シンポジウム S09  3月16日 9:00-12:00 D会場

Ecological Epidemiology(えこえぴ)の展開:データドリブンモデリング

岩見真吾(九大・理),立木佑弥(シェフィールド大・動植物)

これまでの感染症研究はヒトが興味の中心であり、ウイルスや病原菌、寄生虫はその中心ではなかった。一方、分子生物学の隆興とともに、ウイルスや病原菌を理解する研究が躍進したが、そこに「生態」という言葉はなかった。しかしながら、ウイルス学では急速な進化が問題視され、進化学や生物情報学の手法を用いて詳しく研究されるようになってきた。また、昆虫媒介性の感染症については、媒介生物自体の生態学研究も行われ、その手法はフィールド生態学のそれと類似している。今、まさに、生態学や進化学と感染症疫学の境界があいまいになりつつある。現在、世界的には、野生生物の感染症や寄生虫研究が生態学の対象として捉えられているが、日本の生態学ではその限りではない。本シンポジウムではこの様な国内外の現状を受けて、特に、[病原ウイルス(菌)や寄生虫] - [媒介生物や中間宿主] - [宿主やヒト]というように、複数の種の間でおこる相互作用のもとで展開される研究に注目する。生態学の世界では進化と群集、そして生態系を繋いでいく階層間アプローチの研究が進められているにも関わらず、感染症疫学の研究ではこれらの視点が欠けているからである。私達は、この様な研究領域を"Ecological Epidemiology"、略して「えこえぴ」と呼び、積極的に展開してく(http://ecoepi.jp/)。

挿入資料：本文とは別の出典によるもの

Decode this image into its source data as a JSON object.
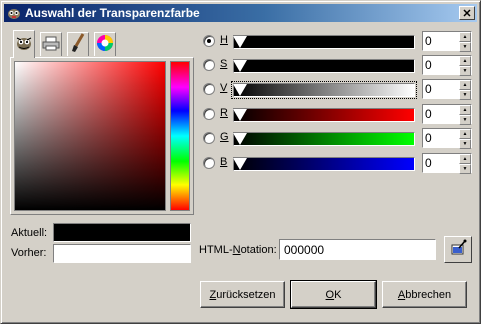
{
  "window": {
    "title": "Auswahl der Transparenzfarbe",
    "close_glyph": "✕"
  },
  "tabs": [
    {
      "name": "gimp-icon",
      "active": true
    },
    {
      "name": "printer-icon",
      "active": false
    },
    {
      "name": "brush-icon",
      "active": false
    },
    {
      "name": "color-wheel-icon",
      "active": false
    }
  ],
  "colors": {
    "current": "#000000",
    "previous": "#ffffff",
    "accent": "#0a246a"
  },
  "labels": {
    "current": "Aktuell:",
    "previous": "Vorher:",
    "html_notation_prefix": "HTML-",
    "html_notation_mnemonic": "N",
    "html_notation_rest": "otation:"
  },
  "channels": [
    {
      "key": "h",
      "label": "H",
      "value": "0",
      "selected": true
    },
    {
      "key": "s",
      "label": "S",
      "value": "0",
      "selected": false
    },
    {
      "key": "v",
      "label": "V",
      "value": "0",
      "selected": false
    },
    {
      "key": "r",
      "label": "R",
      "value": "0",
      "selected": false
    },
    {
      "key": "g",
      "label": "G",
      "value": "0",
      "selected": false
    },
    {
      "key": "b",
      "label": "B",
      "value": "0",
      "selected": false
    }
  ],
  "html_value": "000000",
  "buttons": {
    "reset": {
      "mnemonic": "Z",
      "rest": "urücksetzen"
    },
    "ok": {
      "mnemonic": "O",
      "rest": "K"
    },
    "cancel": {
      "mnemonic": "A",
      "rest": "bbrechen"
    }
  },
  "spin": {
    "up": "▲",
    "down": "▼"
  }
}
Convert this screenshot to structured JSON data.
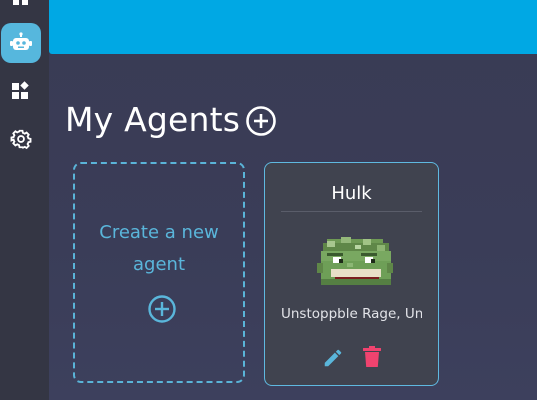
{
  "sidebar": {
    "items": [
      {
        "icon": "grid-icon",
        "active": false
      },
      {
        "icon": "robot-icon",
        "active": true
      },
      {
        "icon": "widgets-icon",
        "active": false
      },
      {
        "icon": "gear-icon",
        "active": false
      }
    ]
  },
  "main": {
    "title": "My Agents",
    "add_icon": "plus-circle-icon",
    "create_card": {
      "line1": "Create a new",
      "line2": "agent",
      "icon": "plus-circle-icon"
    },
    "agents": [
      {
        "name": "Hulk",
        "avatar": "pixel-hulk-avatar",
        "description": "Unstoppble Rage, Unbreakable Will",
        "actions": [
          "pencil-icon",
          "trash-icon"
        ]
      }
    ]
  },
  "colors": {
    "topbar": "#00a8e4",
    "sidebar": "#343644",
    "accent": "#5ab6db",
    "background": "#3a3d57",
    "delete": "#f0436f"
  }
}
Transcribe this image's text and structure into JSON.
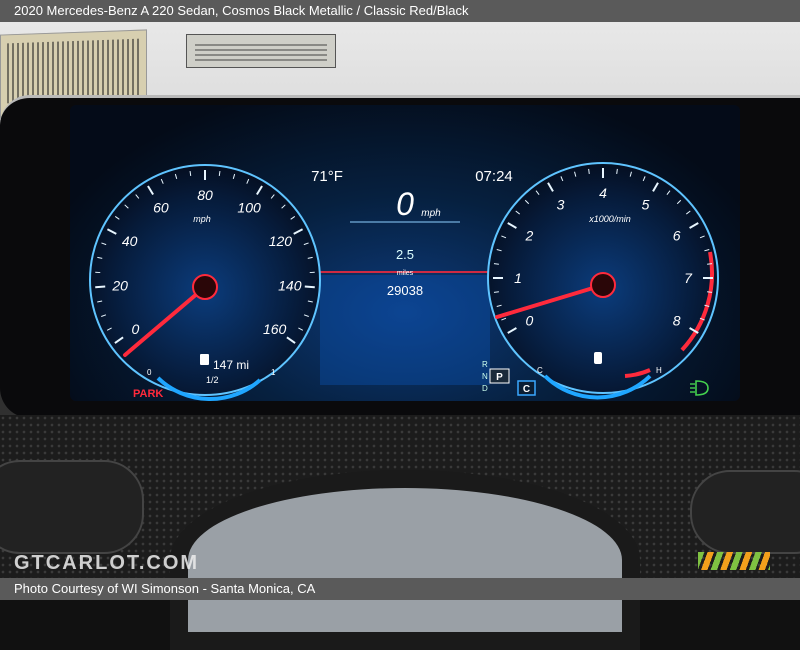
{
  "header": {
    "caption": "2020 Mercedes-Benz A 220 Sedan,  Cosmos Black Metallic / Classic Red/Black"
  },
  "footer": {
    "credit": "Photo Courtesy of WI Simonson - Santa Monica, CA"
  },
  "watermark": "GTCARLOT.COM",
  "cluster": {
    "outside_temp": "71°F",
    "clock": "07:24",
    "speed_value": "0",
    "speed_unit": "mph",
    "trip_value": "2.5",
    "trip_unit": "miles",
    "odometer": "29038",
    "park_label": "PARK",
    "fuel_range": "147 mi",
    "fuel_half": "1/2",
    "fuel_empty": "0",
    "fuel_full": "1",
    "gear_letters": [
      "R",
      "N",
      "D"
    ],
    "gear_selected": "P",
    "drive_mode": "C",
    "speedo_unit": "mph",
    "speedo_ticks": [
      "0",
      "20",
      "40",
      "60",
      "80",
      "100",
      "120",
      "140",
      "160"
    ],
    "tach_unit": "x1000/min",
    "tach_ticks": [
      "0",
      "1",
      "2",
      "3",
      "4",
      "5",
      "6",
      "7",
      "8"
    ],
    "temp_cold": "C",
    "temp_hot": "H",
    "speed_reading": 0,
    "rpm_reading": 0.9
  },
  "colors": {
    "accent_blue": "#1fa6ff",
    "needle_red": "#ff2a3c",
    "lights_green": "#44d14e"
  }
}
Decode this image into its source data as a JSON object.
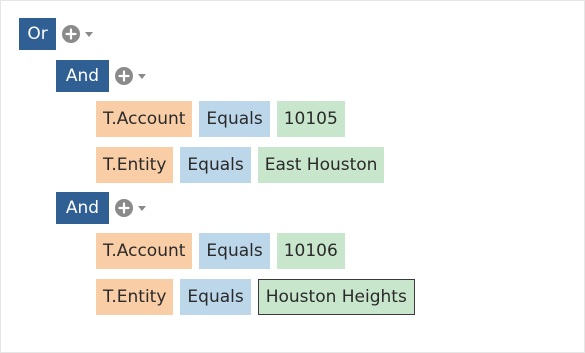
{
  "root": {
    "operator": "Or"
  },
  "groups": [
    {
      "operator": "And",
      "conditions": [
        {
          "field": "T.Account",
          "comparison": "Equals",
          "value": "10105"
        },
        {
          "field": "T.Entity",
          "comparison": "Equals",
          "value": "East Houston"
        }
      ]
    },
    {
      "operator": "And",
      "conditions": [
        {
          "field": "T.Account",
          "comparison": "Equals",
          "value": "10106"
        },
        {
          "field": "T.Entity",
          "comparison": "Equals",
          "value": "Houston Heights"
        }
      ]
    }
  ],
  "icons": {
    "add": "plus-circle-icon",
    "dropdown": "chevron-down-icon"
  },
  "colors": {
    "operator_bg": "#2f5f93",
    "field_bg": "#f9cda6",
    "comparison_bg": "#bcd6ea",
    "value_bg": "#c8e6cc"
  }
}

[S09-1] 感染症と生態系機能:生物多様性および食物網を考慮にいれたプランクトン感染症動態 鏡味麻衣子(東邦大学・理学部)

[S09-2] Cell-to-cell感染は多剤耐性ウイルスの出現を促進するか? 佐々木顕(総合研究大学院大学・先導科学研究科)

[S09-3] ヒト集団の免疫により変化する適応度地形のもとでのウイルス進化動態 立木佑弥(シェフィールド大学・動植物科学科)

[S09-4] 都市化と人為的な遺伝子流動: デング熱媒介蚊の集団分化予測 山口諒(首都大学東京・理工学研究科)

[S09-5] 二部グラフ型ホスト-パラサイトモデルからホスト間相互作用のあるえこえぴモデルへ 時田恵一郎(名古屋大学・大学院情報学研究科)

[S09-6] Virtual ECOSYSTEMを用いた群集動態の理解 岩見真吾(九州大学大学院理学研究院・生物科学部門)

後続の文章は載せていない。